The point mutation rate was assessed for ADP1-Spec^r-E8* and ADP1-ISx-Spec^r-E8* using Luria-Delbrück fluctuation tests in LB medium. Preconditioned cultures were diluted and used to inoculate 1-ml test tube cultures with ∼30 to 50 cells. After growth for ∼18 to 24 h, cells from 24 of the tubes for each strain were pelleted via centrifugation, and the entire amount was plated on LB-Spec agar. These selective plates were incubated at 30°C for 4 days before counting colonies. The other six replicates were diluted 10⁶ in sterile saline, plated on nonselective LB agar, and incubated overnight before counting. Point mutation rates were calculated and compared using the rSalvador R package (version 1.7) (35, 61).

Transformation frequency.

Six replicate 0.5-ml transformation reaction mixtures were prepared with 250 ng/ml of DNA consisting of the tdk-Kan^r gene cassette PCR amplified with ∼1,000-bp flanking homologies targeting site 2 or the unmutated Spec^r gene cassette amplified with ∼1,000-bp flanking homologies targeting site 4. At the same time, dilutions from every 0.5-ml transformation mixture were plated onto LB agar to acquire CFU counts corresponding to each.
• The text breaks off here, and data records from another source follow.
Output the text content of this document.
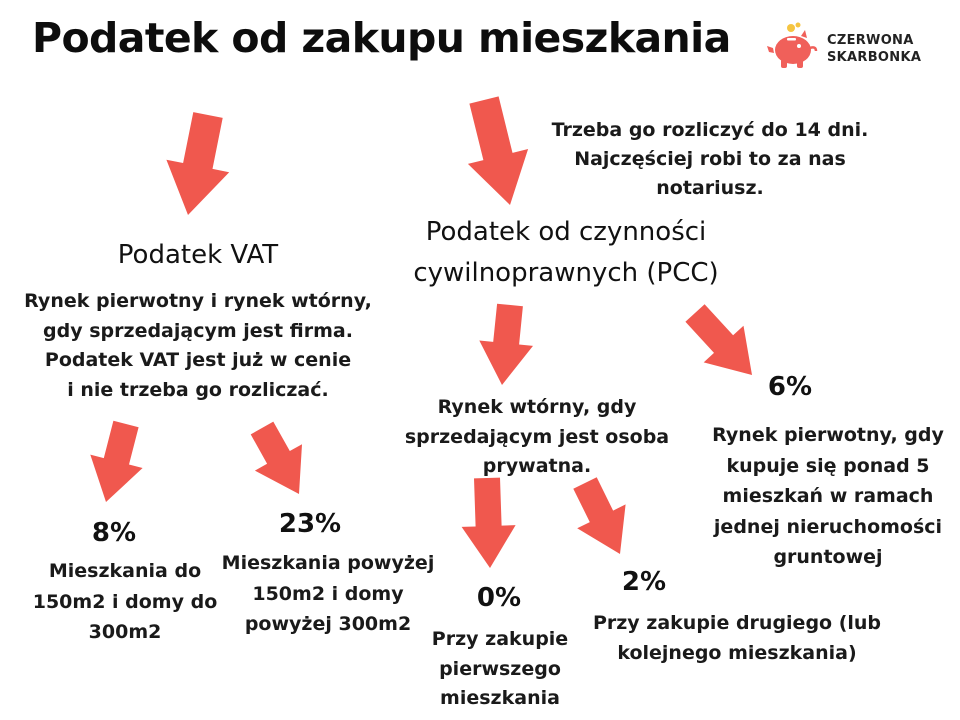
Podatek od zakupu mieszkania	CZERWONA
SKARBONKA
Podatek VAT
Rynek pierwotny i rynek wtórny,
gdy sprzedającym jest firma.
Podatek VAT jest już w cenie
i nie trzeba go rozliczać.
8%
Mieszkania do
150m2 i domy do
300m2
23%
Mieszkania powyżej
150m2 i domy
powyżej 300m2
Trzeba go rozliczyć do 14 dni.
Najczęściej robi to za nas
notariusz.
Podatek od czynności
cywilnoprawnych (PCC)
Rynek wtórny, gdy
sprzedającym jest osoba
prywatna.
0%
Przy zakupie
pierwszego
mieszkania
2%
Przy zakupie drugiego (lub
kolejnego mieszkania)
6%
Rynek pierwotny, gdy
kupuje się ponad 5
mieszkań w ramach
jednej nieruchomości
gruntowej
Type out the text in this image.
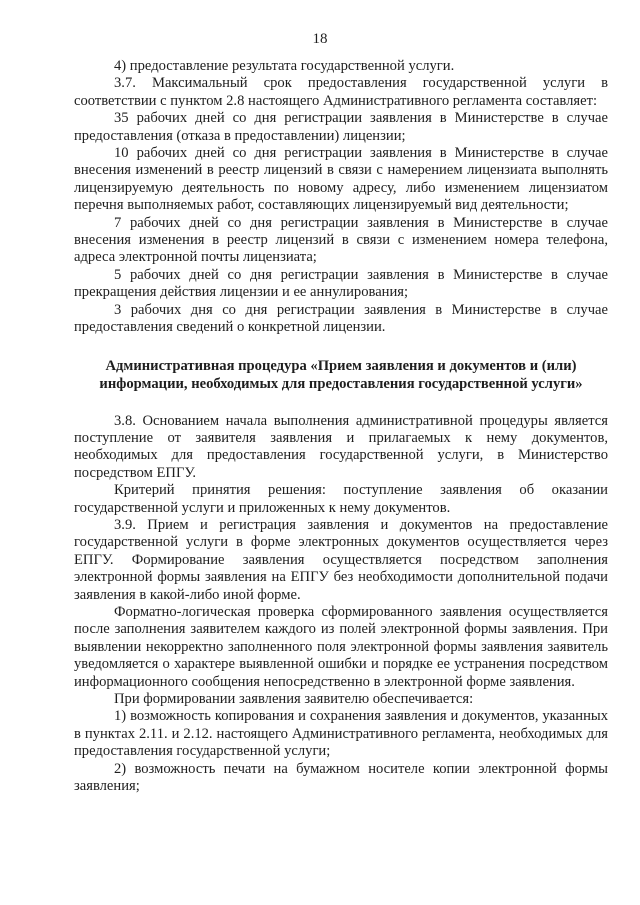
18

4) предоставление результата государственной услуги.

3.7. Максимальный срок предоставления государственной услуги в соответствии с пунктом 2.8 настоящего Административного регламента составляет:

35 рабочих дней со дня регистрации заявления в Министерстве в случае предоставления (отказа в предоставлении) лицензии;

10 рабочих дней со дня регистрации заявления в Министерстве в случае внесения изменений в реестр лицензий в связи с намерением лицензиата выполнять лицензируемую деятельность по новому адресу, либо изменением лицензиатом перечня выполняемых работ, составляющих лицензируемый вид деятельности;

7 рабочих дней со дня регистрации заявления в Министерстве в случае внесения изменения в реестр лицензий в связи с изменением номера телефона, адреса электронной почты лицензиата;

5 рабочих дней со дня регистрации заявления в Министерстве в случае прекращения действия лицензии и ее аннулирования;

3 рабочих дня со дня регистрации заявления в Министерстве в случае предоставления сведений о конкретной лицензии.

Административная процедура «Прием заявления и документов и (или)
информации, необходимых для предоставления государственной услуги»

3.8. Основанием начала выполнения административной процедуры является поступление от заявителя заявления и прилагаемых к нему документов, необходимых для предоставления государственной услуги, в Министерство посредством ЕПГУ.

Критерий принятия решения: поступление заявления об оказании государственной услуги и приложенных к нему документов.

3.9. Прием и регистрация заявления и документов на предоставление государственной услуги в форме электронных документов осуществляется через ЕПГУ. Формирование заявления осуществляется посредством заполнения электронной формы заявления на ЕПГУ без необходимости дополнительной подачи заявления в какой-либо иной форме.

Форматно-логическая проверка сформированного заявления осуществляется после заполнения заявителем каждого из полей электронной формы заявления. При выявлении некорректно заполненного поля электронной формы заявления заявитель уведомляется о характере выявленной ошибки и порядке ее устранения посредством информационного сообщения непосредственно в электронной форме заявления.

При формировании заявления заявителю обеспечивается:

1) возможность копирования и сохранения заявления и документов, указанных в пунктах 2.11. и 2.12. настоящего Административного регламента, необходимых для предоставления государственной услуги;

2) возможность печати на бумажном носителе копии электронной формы заявления;
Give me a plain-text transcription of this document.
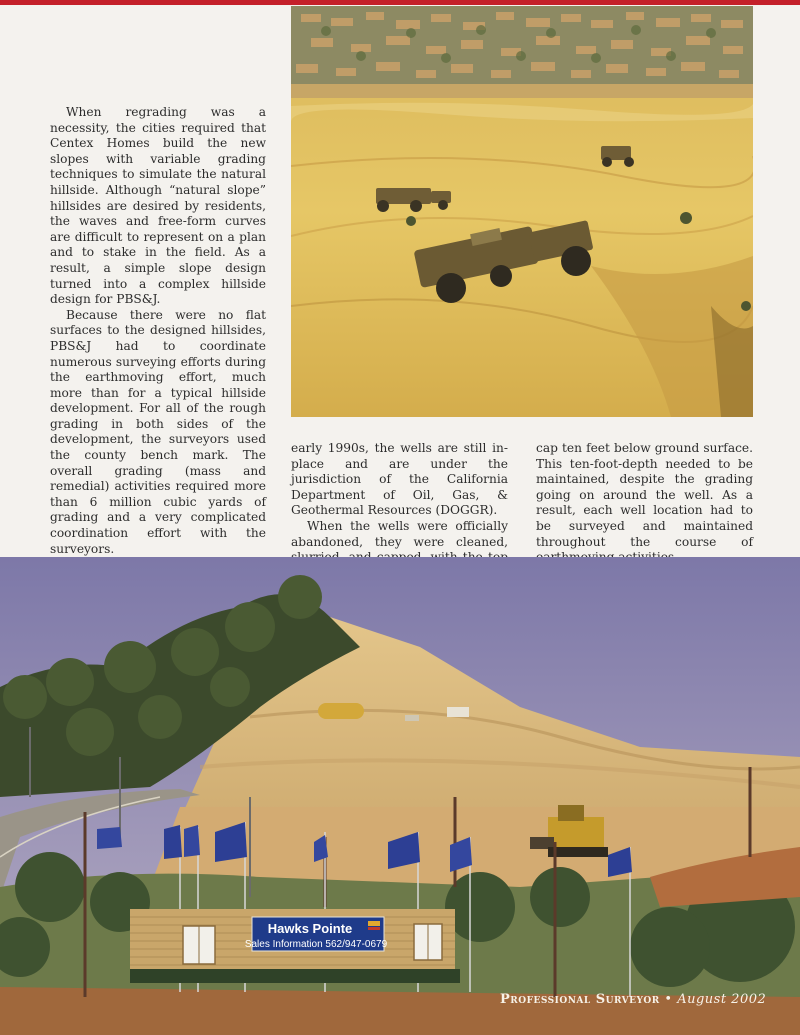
When regrading was a necessity, the cities required that Centex Homes build the new slopes with variable grading techniques to simulate the natural hillside. Although “natural slope” hillsides are desired by residents, the waves and free-form curves are difficult to represent on a plan and to stake in the field. As a result, a simple slope design turned into a complex hillside design for PBS&J.

Because there were no flat surfaces to the designed hillsides, PBS&J had to coordinate numerous surveying efforts during the earthmoving effort, much more than for a typical hillside development. For all of the rough grading in both sides of the development, the surveyors used the county bench mark. The overall grading (mass and remedial) activities required more than 6 million cubic yards of grading and a very complicated coordination effort with the surveyors.

early 1990s, the wells are still in-place and are under the jurisdiction of the California Department of Oil, Gas, & Geothermal Resources (DOGGR).

When the wells were officially abandoned, they were cleaned,

cap ten feet below ground surface. This ten-foot-depth needed to be maintained, despite the grading going on around the well. As a result, each well location had to be surveyed and maintained throughout the course of

Hawks Pointe
Sales Information 562/947-0679
Professional Surveyor • August 2002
Negative controls with DNA but no cells were included to rule out possible contamination issues. All samples and transformation mixtures were incubated for 16 h. Dilutions of each transformation were plated on LB-Kan and LB agar, and transformation frequencies were calculated by taking the ratios of CFU after overnight incubation at 30°C on selective versus nonselective plates.

eDNA concentration.

Eight 5-ml cultures in MS medium were inoculated with a 1:1,000 dilution of preconditioned cells and grown for 48 h. Extracellular-DNA (eDNA) measurements were made using the Qubit high-sensitivity (HS) kit on the supernatant from 1-ml samples of these cultures after centrifuging for 10 min at 21,130 relative centrifugal force (rcf).

LIVE/DEAD staining.

Cells from preconditioned cultures grown for 24 h in MS medium were analyzed using the LIVE/DEAD BacLight bacterial viability and counting kit (Molecular Probes). For each biological replicate, 10,000 events were captured on a BD LSR Fortessa flow cytometer and analyzed with FlowJo (v10.1). We analyzed five biological replicates in LB broth and three biological replicates in MS medium for each strain. LIVE/DEAD gating was determined using dead cell controls prepared by incubating cultures with 70% (vol/vol) isopropanol for 1 h at room temperature.

Accession number(s).

FASTQ files for each sequenced strain have been deposited in the NCBI Sequence Read Archive (accession no. SRP074541).